Повсюду в мире можно увидеть конические воронки муравьиных львов. Всего‐то личинка сетчатокрылой мухи, а сколько страха нагоняет! Муравьиный лев сидит в засаде, слегка присыпавшись песком на дне ямки, и ждет, когда муравьи или другие насекомые упадут в нее. Ямка имеет форму почти правильного конуса, и жертве очень трудно из нее выбраться, но это не замысел строителя, а результат действия физических законов, которые работают на муравьиного льва. Резкими движениями головы он перебрасывает песок со дна ямки через ее краешек. Песок осыпается, как в песочных часах, и образуется ровный конус с крутыми, как и было задумано, склонами.
Рис. 1.6 возвращает нас к кувшинчикам и прочим емкостям. Многие одиночные осы откладывают яйца на тело своей жертвы – оса парализует ее жалом и затаскивает в гнездо. Затем запечатывает вход, так чтобы его нельзя было найти, и личинка питается жертвой, пока не превратится во взрослую крылатую особь и не завершит цикл. Большинство видов одиночных ос роет норы в земле. Некоторые прячут вылепленные из глины гнезда высоко в кронах деревьев (рис. 1.6а). Как и цветок саррацении, такой “горшочек” успешно выдержал бы наш тест на практичность для псевдомоделей. Одиночные пчелы тоже устраивают гнезда в дуплах, однако кормят своих личинок пыльцой, а не животной пищей. Среди пчел есть и каменщики (они принадлежат к роду Osmia). Домик, показанный на рис. 1.6b, выстроен не из глины, а из мелких, схваченных цементирующим веществом камешков. Образец, показанный на фото, помимо сходства с функциональным человеческим жилищем отличается еще одним весьма удивительным свойством. Вы видите только один кувшинчик, но на самом деле их четыре. Три из них скрыты под слоем затвердевшей глины, практически не отличимого от скалы. Ни один хищник не найдет маленькую личинку, которая подрастает в гнезде. Моему коллеге Кристоферу О’Тулу однажды посчастливилось увидеть такой кластер в Израиле, но лишь потому, что пчела не закончила строительство последнего кувшинчика.
Рис. 1.6. “Керамика” насекомых-“гончаров”: осы-отшельницы (а) и одинокой пчелы (b).
Для осиных и пчелиных горшков характерны все признаки дизайнерской работы.

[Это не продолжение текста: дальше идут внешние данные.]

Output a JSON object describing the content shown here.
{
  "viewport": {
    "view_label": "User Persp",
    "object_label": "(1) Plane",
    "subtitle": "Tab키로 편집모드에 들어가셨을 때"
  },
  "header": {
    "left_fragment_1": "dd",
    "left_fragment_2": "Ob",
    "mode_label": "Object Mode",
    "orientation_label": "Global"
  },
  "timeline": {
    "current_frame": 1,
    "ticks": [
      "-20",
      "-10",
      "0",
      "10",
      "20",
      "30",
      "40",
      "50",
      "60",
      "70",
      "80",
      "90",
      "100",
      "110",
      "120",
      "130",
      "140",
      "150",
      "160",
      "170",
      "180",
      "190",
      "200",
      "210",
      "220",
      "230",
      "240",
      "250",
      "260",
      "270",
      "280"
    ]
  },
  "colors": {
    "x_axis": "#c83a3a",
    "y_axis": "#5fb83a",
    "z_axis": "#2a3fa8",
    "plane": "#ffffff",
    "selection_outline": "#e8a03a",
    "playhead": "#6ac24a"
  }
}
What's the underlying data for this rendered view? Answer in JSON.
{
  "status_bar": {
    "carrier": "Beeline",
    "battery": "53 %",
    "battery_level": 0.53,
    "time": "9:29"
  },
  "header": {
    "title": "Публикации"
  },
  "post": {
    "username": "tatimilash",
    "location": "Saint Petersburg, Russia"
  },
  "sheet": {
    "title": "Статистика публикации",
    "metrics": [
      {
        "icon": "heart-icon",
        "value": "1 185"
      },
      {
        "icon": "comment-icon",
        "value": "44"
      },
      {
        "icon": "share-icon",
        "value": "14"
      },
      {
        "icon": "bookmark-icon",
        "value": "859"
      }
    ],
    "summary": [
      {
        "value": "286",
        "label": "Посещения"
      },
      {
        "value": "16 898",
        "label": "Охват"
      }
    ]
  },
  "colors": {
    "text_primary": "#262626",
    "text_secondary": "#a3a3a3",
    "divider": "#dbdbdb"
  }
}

В данном случае, в отличие от кувшинчика саррацении, их и впрямь лепили умелые лапы, пусть “мастера” и не отдавали себе в том отчета. На первый взгляд, гнезда наездника и одиночной пчелы больше походят на рукотворные гончарные изделия, нежели кувшинчик саррацении. Но ни оса, ни пчела не занимаются осознанным конструированием своих гнезд. Несмотря на то, что эти формы из глины или из камешков создаются в результате жизнедеятельности насекомых, последние и сами в процессе эмбрионального развития претерпевают примерно такие же изменения. Звучит непонятно, но я поясню, если позволите. Нервная система живой осы развивается так, что ее мышцы, конечности и челюсти движутся скоординированно по определенной схеме. Совершая движения по часовой стрелке, конечности собирают глину и формируют горшочек. Едва ли насекомое понимает, что делает, зачем и почему. Оно не помышляет о создании произведения искусства, специального контейнера или детской комнаты. Его мышцы просто движутся согласно сигналам, которые передает им нервная система, а в итоге получается кувшинчик. Форма кувшинчика не есть плод творческой воли насекомого, поэтому мы решительно относим осиные и пчелиные гнезда не к подлинным, а к псевдодизайнерским моделям (дизайноидам), хотя и восхищаемся ими. Честно говоря, я не знаю наверняка, присущи ли осам творческая фантазия и конструкторские навыки или нет. В любом случае, мое объяснение приемлемо, и этого достаточно. То же самое можно сказать и о птичьих гнездах и домиках (рис. 1.7), о ловчих камерах ручейников, но только не о барельефах горы Рашмор и не о технических методах их создания – они как раз сделаны по проекту.